You may not get a coding notice at all – if the letter in your tax code is L, P, V or Y, your employer can often just alter your code automatically.
If you think your coding notice is wrong, tell HMRC. You can fill out the online form, or call 0300 200 3300.
What if I have more than one tax code?
You’ll have more than one tax code if you have more than one job or pension.
Your personal allowance will be factored into whichever income HMRC considers to be your main income source. You’ll have to make a request to HMRC if you want your personal allowance to be moved to a different job or pension.
You may find that whoever pays your second income is instructed to deduct tax at the basic rate (20%) or higher rater (40%), using the BR or DO code respectively, if you’ve already used up your personal allowance on your first job. This means you’ll pay tax on all of the money you receive.
How do tax-free allowances affect my tax code?
Tax-free allowances can affect the amount of income you receive, and therefore how much tax you have to pay.
These can include:
- Personal allowance
- Blind person’s allowance
- Pension contributions
- Gifts to charity
- Interest payments on qualifying loans
Find out more: Tax reliefs – read about the kinds of payments that can reduce the amount of tax you pay through your income.
Work expenses and your tax code
If you pay certain expenses to enable you to do your job, HMRC may also include these in the allowances and reliefs in your tax code.
You can only claim relief on things that are used just for your work, and which you don’t use in your private life.
You can’t claim for things you’ve spent money on if your employer has provided you with an alternative.
You can claim within four years of the end of the tax year in which you spent the money, but you have to keep records and receipts.

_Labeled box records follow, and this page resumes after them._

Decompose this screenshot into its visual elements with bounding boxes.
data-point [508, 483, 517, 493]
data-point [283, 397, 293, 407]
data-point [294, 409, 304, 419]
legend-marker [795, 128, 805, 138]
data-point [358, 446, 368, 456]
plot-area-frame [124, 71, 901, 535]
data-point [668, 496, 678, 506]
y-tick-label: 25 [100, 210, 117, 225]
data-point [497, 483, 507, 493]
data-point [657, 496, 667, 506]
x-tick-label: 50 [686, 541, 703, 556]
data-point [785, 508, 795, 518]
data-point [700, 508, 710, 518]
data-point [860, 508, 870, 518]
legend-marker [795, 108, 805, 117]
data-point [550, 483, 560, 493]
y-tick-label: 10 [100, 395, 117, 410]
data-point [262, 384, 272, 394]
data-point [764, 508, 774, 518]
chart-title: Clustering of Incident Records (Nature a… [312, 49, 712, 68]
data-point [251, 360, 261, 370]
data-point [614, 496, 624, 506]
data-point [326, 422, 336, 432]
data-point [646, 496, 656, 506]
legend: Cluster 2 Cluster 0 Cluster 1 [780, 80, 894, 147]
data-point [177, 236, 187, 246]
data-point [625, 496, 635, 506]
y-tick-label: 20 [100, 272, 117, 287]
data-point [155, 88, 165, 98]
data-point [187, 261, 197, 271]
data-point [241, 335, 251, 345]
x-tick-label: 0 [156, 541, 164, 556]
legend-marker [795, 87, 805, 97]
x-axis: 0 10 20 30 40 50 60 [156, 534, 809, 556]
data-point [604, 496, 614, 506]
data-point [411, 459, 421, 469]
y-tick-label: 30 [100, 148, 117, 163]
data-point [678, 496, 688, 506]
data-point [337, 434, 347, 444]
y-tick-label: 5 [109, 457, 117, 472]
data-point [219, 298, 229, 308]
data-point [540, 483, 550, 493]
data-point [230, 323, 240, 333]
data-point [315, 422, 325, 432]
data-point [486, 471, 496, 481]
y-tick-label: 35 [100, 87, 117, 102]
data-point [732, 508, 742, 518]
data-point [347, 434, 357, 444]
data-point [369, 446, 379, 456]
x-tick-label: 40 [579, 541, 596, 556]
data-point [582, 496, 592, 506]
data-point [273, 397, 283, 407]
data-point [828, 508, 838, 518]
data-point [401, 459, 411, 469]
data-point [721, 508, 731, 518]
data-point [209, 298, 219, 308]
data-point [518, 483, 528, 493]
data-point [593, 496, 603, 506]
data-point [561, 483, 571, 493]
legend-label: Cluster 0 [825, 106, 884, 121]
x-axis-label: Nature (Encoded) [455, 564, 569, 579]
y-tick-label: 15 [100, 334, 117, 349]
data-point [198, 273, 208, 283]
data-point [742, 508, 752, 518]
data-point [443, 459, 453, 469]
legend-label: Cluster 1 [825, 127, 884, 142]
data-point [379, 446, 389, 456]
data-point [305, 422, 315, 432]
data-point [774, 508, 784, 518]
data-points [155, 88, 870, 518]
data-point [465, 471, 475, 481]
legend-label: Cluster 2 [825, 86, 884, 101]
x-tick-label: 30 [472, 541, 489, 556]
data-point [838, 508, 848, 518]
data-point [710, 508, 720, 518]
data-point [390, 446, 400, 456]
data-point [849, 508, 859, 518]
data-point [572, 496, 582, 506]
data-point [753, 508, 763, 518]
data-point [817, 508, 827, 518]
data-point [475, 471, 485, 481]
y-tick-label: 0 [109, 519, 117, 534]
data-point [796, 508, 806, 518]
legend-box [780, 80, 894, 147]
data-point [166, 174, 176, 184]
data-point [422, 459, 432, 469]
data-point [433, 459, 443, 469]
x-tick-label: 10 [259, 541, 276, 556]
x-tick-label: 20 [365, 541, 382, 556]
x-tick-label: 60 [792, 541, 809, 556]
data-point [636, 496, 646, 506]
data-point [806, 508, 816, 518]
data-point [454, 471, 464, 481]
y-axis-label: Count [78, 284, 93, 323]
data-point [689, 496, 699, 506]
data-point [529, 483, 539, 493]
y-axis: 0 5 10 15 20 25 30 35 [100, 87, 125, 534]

If your employer pays back your expenses, you can’t claim tax relief.
For claims up to £2,500, you can fill in a self-assessment tax return, or use form P87. You’ll usually receive money back through adjustments to your tax code, in either the current tax year or the next one.
For claims over £2,500, you can only claim using a self-assessment tax return. If you don’t usually fill one in, you’ll have to register with HMRC first. You’ll receive tax relief through your tax code for the current and next tax years.
- Get a head start on your 2017-18 tax return with the Which? tax calculator. Tot up your tax bill, get tips on where to save and submit your return direct to HMRC with Which?.
Fringe benefits and your tax code
Your tax code may be used to collect tax on fringe (non-cash) benefits from your employment, such as a company car, accommodation, loans or medical insurance.
These benefits are deducted from your allowances and give you the amount of tax-free pay you are entitled to in a tax year. Your tax code may also be used to collect other tax due – for example, tax that you may have underpaid in previous years or higher-rate tax on savings.
Your employer should give you a copy of your form P11D for your records. You must keep these details for two years after the tax year they relate to.
Tell HMRC if you start or stop getting benefits through your work, as you may be entitled to a new code.